Trump seeks extra $1.6 billion in NASA spending under goal of returning to moon


U.S. President Donald Trump listens to questions during a meeting with Hungary’s Prime Minister Viktor Orban in the Oval Office at the White House in Washington, U.S., May 13, 2019. REUTERS/Carlos Barria

WASHINGTON (Reuters) – The Trump administration asked Congress on Monday to increase NASA spending next year by an extra $1.6 billion to accommodate the accelerated goal of returning Americans to the surface of the moon by 2024.

The increased funding request, announced by President Donald Trump on Twitter, comes nearly two months after Vice President Mike Pence declared the objective of shortening by four years NASA’s timeline for putting astronauts back on the moon for the first time since 1972.

The proposed increase would bring NASA’s total spending level for the 2020 fiscal year to $22.6 billion. The bulk of the increase is earmarked for research and development for a human lunar landing system, according to a summary provided by NASA.

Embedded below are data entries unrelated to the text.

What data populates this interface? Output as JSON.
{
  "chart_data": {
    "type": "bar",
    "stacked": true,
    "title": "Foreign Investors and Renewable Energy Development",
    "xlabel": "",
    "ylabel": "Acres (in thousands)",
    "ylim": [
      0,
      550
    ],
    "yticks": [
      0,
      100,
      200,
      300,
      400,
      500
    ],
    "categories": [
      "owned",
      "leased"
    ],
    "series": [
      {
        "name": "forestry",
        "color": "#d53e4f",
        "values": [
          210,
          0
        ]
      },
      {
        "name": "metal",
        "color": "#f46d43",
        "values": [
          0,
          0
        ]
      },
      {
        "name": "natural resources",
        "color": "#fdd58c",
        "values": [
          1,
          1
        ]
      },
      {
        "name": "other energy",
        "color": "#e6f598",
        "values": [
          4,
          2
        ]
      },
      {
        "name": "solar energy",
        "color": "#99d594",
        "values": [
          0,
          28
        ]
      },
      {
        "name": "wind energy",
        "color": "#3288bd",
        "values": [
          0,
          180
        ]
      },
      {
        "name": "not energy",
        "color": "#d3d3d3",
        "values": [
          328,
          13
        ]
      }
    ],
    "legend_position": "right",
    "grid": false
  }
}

“Under my Administration, we are restoring @NASA to greatness and we are going back to the Moon, then Mars,” Trump tweeted late on Monday. “I am updating my budget to include an additional $1.6 billion so that we can return to Space in a BIG WAY!”

NASA had previously aimed to return crewed spacecraft to the lunar surface by the year 2028, after first putting a “Gateway” station into orbit around the moon by 2024.

The newly accelerated goal – an endeavor likely to cost tens of billions of dollars – comes as NASA has struggled with the help of private partners to resume human space missions from U.S. soil for the first time since the shuttle program ended in 2011.

The U.S. Apollo program, NASA’s forerunner to the effort at returning humans to Earth’s natural satellite, tallied six manned missions to the moon from 1969 to 1972.

So far, only two other nations have conducted controlled “soft” landings on the moon – the former Soviet Union and China. But those were with unmanned robot vehicles.